DİN'DE KAOS VE KARGAŞANIN EN ÖNEMLİ SEBEBİ:
(4.YAZI)
Önemine binaen tekrar ediyorum. 
Şia ve Ehli  Sünnet in âlimleri Resûl kavramının önemini, taşıdığı değeri ve hangi manaya geldiğini bilselerdi
Nebi'nin sözünün diğer insanların sözünden bir farkının olmadığını, 
Resul'ün değerinin uydurma hadislerden değil, Kur'an'dan,
dolayısıyla vahiy'den kaynaklandığını ve Resul'ün uydurma  rivayetlere değil, vahye eşit olduğunu bilirlerdi.
Yani Muhammed'i diğer insanlardan ayıran tek  şeyin hadisler değil, Allah tarafından indirilen vahyin olduğunu bilirlerdi.
 Şimdi bakın Rahmân ve Rahim olan Allah bu konuda ne buyuruyor.
 "De ki: Ben, yalnızca sizin gibi bir beşerim (şu var ki) bana ilâhınızın tekbir ilah olduğu vahyediliyor.  Artık her kim Rabbine kavuşmayı umuyorsa, ameli salih işlesin ve Rabbine ibadette  hiç kimseyi ortak koşmasın"
 (Kehf, 110)
"De ki: Ben de ancak sizin gibi bir beşerim.  Bana ilâhınızın  bir tek ilah olduğu vahyediliyor. Artık ona yönelin, O'ndan bağışlanma dileyin,  müşriklerin vay haline"
( Fussilet, 6)
 Dolayısıyla elçiyi  önemli ve dokunulmaz kılan tek şey taşıdığı emanettir.
 Bu emanet dışında diğer insanlardan bir farkı yoktur.
 Yani vahiy'den bağımsız olarak değişik zamanlarda söylediği sözler hiçbir zaman insanları bağlamaz.
Bu en yalın hakikatı kendisi de arkadaşları çok iyi biliyorlardı.
İşte Şia ve Ehli Sünnet'in müctehid,  muhaddis ve  âlimleri bu kadar Kur'an ve tarih  cahili  kişilerdir.

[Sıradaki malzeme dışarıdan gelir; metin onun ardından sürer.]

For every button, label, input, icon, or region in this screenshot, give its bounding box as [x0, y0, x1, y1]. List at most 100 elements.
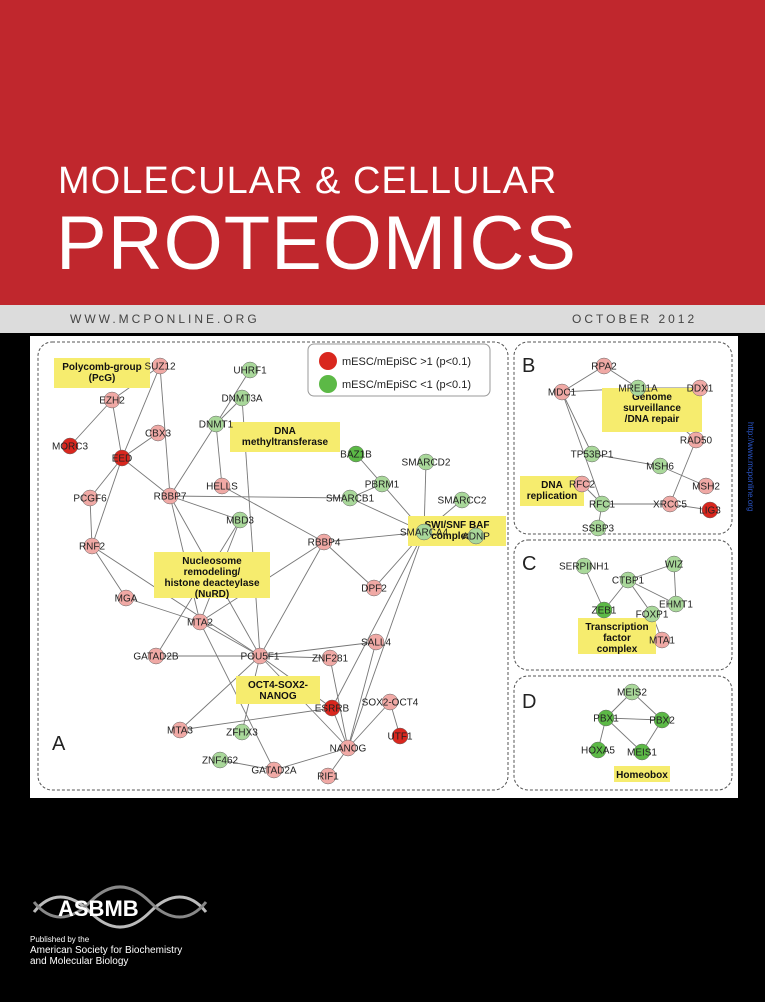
node-label: SERPINH1	[559, 562, 609, 573]
network-node: GATAD2A	[251, 761, 297, 779]
network-edge	[259, 641, 377, 657]
node-circle	[213, 477, 231, 495]
node-label: FOXP1	[636, 610, 669, 621]
panel-b-letter: B	[522, 355, 535, 377]
node-label: XRCC5	[653, 500, 687, 511]
network-node: SALL4	[361, 633, 391, 651]
group-label-text: Transcription	[585, 622, 648, 633]
group-label-text: /DNA repair	[625, 414, 680, 425]
network-edge	[199, 621, 261, 657]
network-node: XRCC5	[653, 495, 687, 513]
node-circle	[633, 743, 651, 761]
group-label-text: Homeobox	[616, 770, 668, 781]
node-label: MSH2	[692, 482, 720, 493]
node-label: CBX3	[145, 429, 172, 440]
network-node: HOXA5	[581, 741, 615, 759]
network-edge	[179, 655, 261, 731]
node-circle	[553, 383, 571, 401]
node-label: WIZ	[665, 560, 683, 571]
node-circle	[315, 533, 333, 551]
network-node: DPF2	[361, 579, 387, 597]
asbmb-logo-text: ASBMB	[58, 896, 139, 921]
network-edge	[561, 391, 593, 455]
network-node: UHRF1	[233, 361, 267, 379]
group-label-text: DNA	[274, 426, 296, 437]
network-edge	[121, 365, 161, 459]
network-edge	[259, 541, 325, 657]
node-label: RBBP7	[154, 492, 187, 503]
legend-up-swatch	[319, 352, 337, 370]
node-circle	[241, 361, 259, 379]
network-edge	[347, 531, 425, 749]
node-circle	[373, 475, 391, 493]
group-label-text: (PcG)	[89, 373, 116, 384]
network-edge	[169, 423, 217, 497]
network-node: NANOG	[330, 739, 367, 757]
legend-down-label: mESC/mEpiSC <1 (p<0.1)	[342, 379, 471, 391]
node-circle	[251, 647, 269, 665]
network-edge	[169, 495, 351, 499]
node-circle	[593, 495, 611, 513]
network-node: ESRRB	[315, 699, 350, 717]
network-node: RPA2	[591, 357, 617, 375]
network-node: SMARCC2	[438, 491, 487, 509]
network-node: RFC1	[589, 495, 615, 513]
panel-d-letter: D	[522, 691, 536, 713]
node-label: ZEB1	[591, 606, 616, 617]
node-label: RNF2	[79, 542, 106, 553]
node-label: SMARCA4	[400, 528, 449, 539]
network-node: TP53BP1	[571, 445, 614, 463]
network-node: SMARCD2	[402, 453, 451, 471]
network-node: MTA2	[187, 613, 213, 631]
node-label: DPF2	[361, 584, 387, 595]
node-circle	[319, 767, 337, 785]
node-circle	[667, 595, 685, 613]
node-circle	[323, 699, 341, 717]
group-label-text: histone deacteylase	[164, 578, 259, 589]
network-node: MEIS1	[627, 743, 657, 761]
node-circle	[467, 527, 485, 545]
network-edge	[669, 439, 697, 505]
network-node: SERPINH1	[559, 557, 609, 575]
node-circle	[207, 415, 225, 433]
node-circle	[265, 761, 283, 779]
issue-band	[0, 305, 765, 333]
side-url-text: http://www.mcponline.org	[746, 422, 755, 511]
node-label: UHRF1	[233, 366, 267, 377]
network-node: MGA	[115, 589, 138, 607]
group-label-text: Nucleosome	[182, 556, 242, 567]
node-label: SMARCB1	[326, 494, 375, 505]
node-label: PCGF6	[73, 494, 107, 505]
group-label-text: OCT4-SOX2-	[248, 680, 308, 691]
network-node: MTA3	[167, 721, 193, 739]
network-node: PBX2	[649, 711, 675, 729]
journal-title-line1: MOLECULAR & CELLULAR	[58, 160, 558, 202]
website-label: WWW.MCPONLINE.ORG	[70, 312, 260, 326]
node-circle	[321, 649, 339, 667]
network-edge	[605, 717, 643, 753]
network-edge	[121, 457, 171, 497]
node-label: LIG3	[699, 506, 721, 517]
group-label-text: DNA	[541, 480, 563, 491]
network-node: RBBP4	[308, 533, 341, 551]
group-label-box	[520, 476, 584, 506]
node-circle	[347, 445, 365, 463]
panel-a-letter: A	[52, 733, 66, 755]
network-node: SMARCB1	[326, 489, 375, 507]
group-label-text: SWI/SNF BAF	[425, 520, 490, 531]
network-edge	[561, 391, 603, 505]
node-circle	[149, 424, 167, 442]
group-labels: Polycomb-group(PcG)DNAmethyltransferaseN…	[54, 358, 702, 782]
node-label: SMARCD2	[402, 458, 451, 469]
group-label-text: surveillance	[623, 403, 681, 414]
node-label: RFC2	[569, 480, 596, 491]
node-circle	[573, 475, 591, 493]
node-circle	[595, 357, 613, 375]
node-label: RAD50	[680, 436, 713, 447]
group-label-text: complexes	[431, 531, 483, 542]
group-label-text: complex	[597, 644, 638, 655]
network-edge	[91, 545, 261, 657]
issue-date: OCTOBER 2012	[572, 312, 698, 326]
network-edge	[125, 597, 201, 623]
node-label: SMARCC2	[438, 496, 487, 507]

 Çünkü daha Elçin'in hangi anlama geldiğini bilmiyorlar.
 Dolayısıyla Şia ve  Ehli Sünnet âlimlerinin Kur'an'ın bağlam  bütünlüğünden habersiz olmaları ve Resulün hangi anlama geldiğini bilmemeleri dinde  büyük bir kaos, fitne, cehalet, şirk,
kargaşa, ayrışma, ihtilaf, kavga ve katliamlara sebep olmuştur.

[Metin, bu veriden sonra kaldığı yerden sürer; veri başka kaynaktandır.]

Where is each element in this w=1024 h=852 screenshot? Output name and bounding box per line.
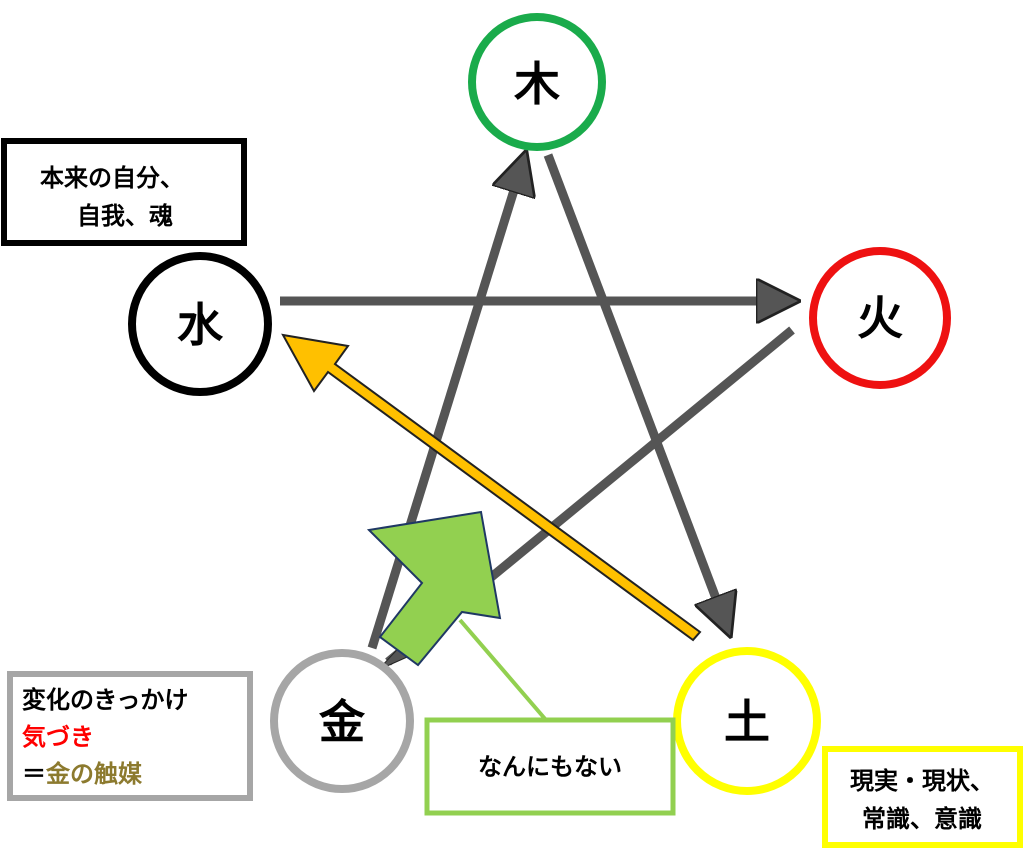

 Eğer Nebi'nin sözleri bağlayıcı olsaydı, Allah ona insanlarla istişare etmesi gerektiğini emretmezdi.
",,,,dünya İşleri hakkında onlarla istişare et,,,"
( Âli İmran 159)
 Eğer Nebi'nin sözleri bağlayıcı olsaydı,
 Zeyd onun tavsiyesini dinler emrine karşı gelmezdi.
  (Ahzab, 37)
 Kur'an'ın bağlam ve  bütünlüğünü bilmeyen, Kur'an'ın en önemli kavramlarından habersiz olan cahillerin dinden konuşmaları ve fetva vermeleri caiz değildir.

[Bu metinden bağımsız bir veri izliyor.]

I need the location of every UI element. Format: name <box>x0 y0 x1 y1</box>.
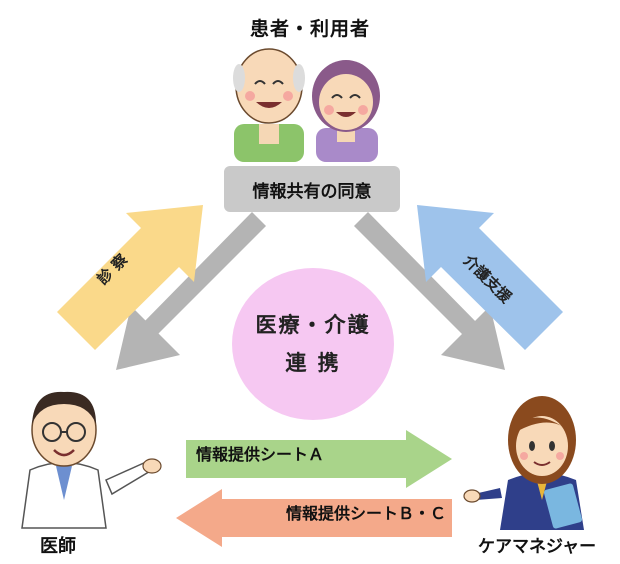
center-circle: 医療・介護 連 携 <box>232 268 394 420</box>
patient-label: 患者・利用者 <box>249 18 370 40</box>
salmon-arrow-sheet-bc <box>176 489 452 547</box>
blue-arrow-kaigo-shien <box>417 205 563 350</box>
center-line1: 医療・介護 <box>255 313 371 337</box>
sheet-bc-label: 情報提供シートＢ・Ｃ <box>285 504 446 523</box>
green-arrow-sheet-a <box>186 430 452 488</box>
elderly-woman-illustration <box>312 60 380 162</box>
care-manager-illustration <box>463 396 584 530</box>
gray-arrow-to-doctor <box>116 212 266 370</box>
elderly-man-illustration <box>233 48 305 162</box>
sheet-a-label: 情報提供シートＡ <box>196 445 325 464</box>
doctor-label: 医師 <box>40 536 76 557</box>
doctor-illustration <box>21 391 162 529</box>
consent-label: 情報共有の同意 <box>252 181 372 202</box>
yellow-arrow-shinsatsu <box>57 205 203 350</box>
gray-arrow-to-caremanager <box>354 212 505 370</box>
center-line2: 連 携 <box>285 351 341 375</box>
care-manager-label: ケアマネジャー <box>478 537 597 557</box>
consent-box: 情報共有の同意 <box>224 166 400 212</box>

 Onların İslam dinine alternatif uydurma bir din  meydana getirmelerinin  getirisi dünyada zillet ve  sapıklık âhirette cehennem azabı olacaktır.
Bu uydurma şeytan dini  Allah tarafından kabul edilir mi ki, bizde bu tağutların dinini kabul edelim?
 Hani dinin  Allah'a özgü kılanılması gerektiği, (Zümer-- 2, 3, 11, 13, 14, 15-- Beyyine,5)
 Şia ve Ehli Sünnet âlimleri öyle korkunç, tehlikeli ve acımasız  bir din  ortaya koydular ki,  bu din bin dört yüz seneden beri masum  kanı döküyor.
 Dünyada bu dinden daha tehlikeli bir silah icad edilmemiştir.
 Şu soru gerçekten çok önemlidir.
 Allah Resulü Muhammed (as) ı Kur'an'ın  temsil etmesi mi daha büyük onur ve fazilettir. 
Yoksa zalim Emevi- Abbasi
Devleti'nin Ehli sünnet dininin kaynaklarındaki uydurma
 rivayetler ile Şia'nın  kadim İran'dan taşıyıp getirdiği absürt hurafeler mi?
Bu soruya cevap verilmesi gerekir.
 Allah Resulü dediğimiz zaman,  aklımıza Allah'ını kitabının gelmesi mi bir üstünlüktür?
 Yoksa Allah Resulü'nden asırlarca sonra uydurulan  sanal dinin yalan rivayetleri mi?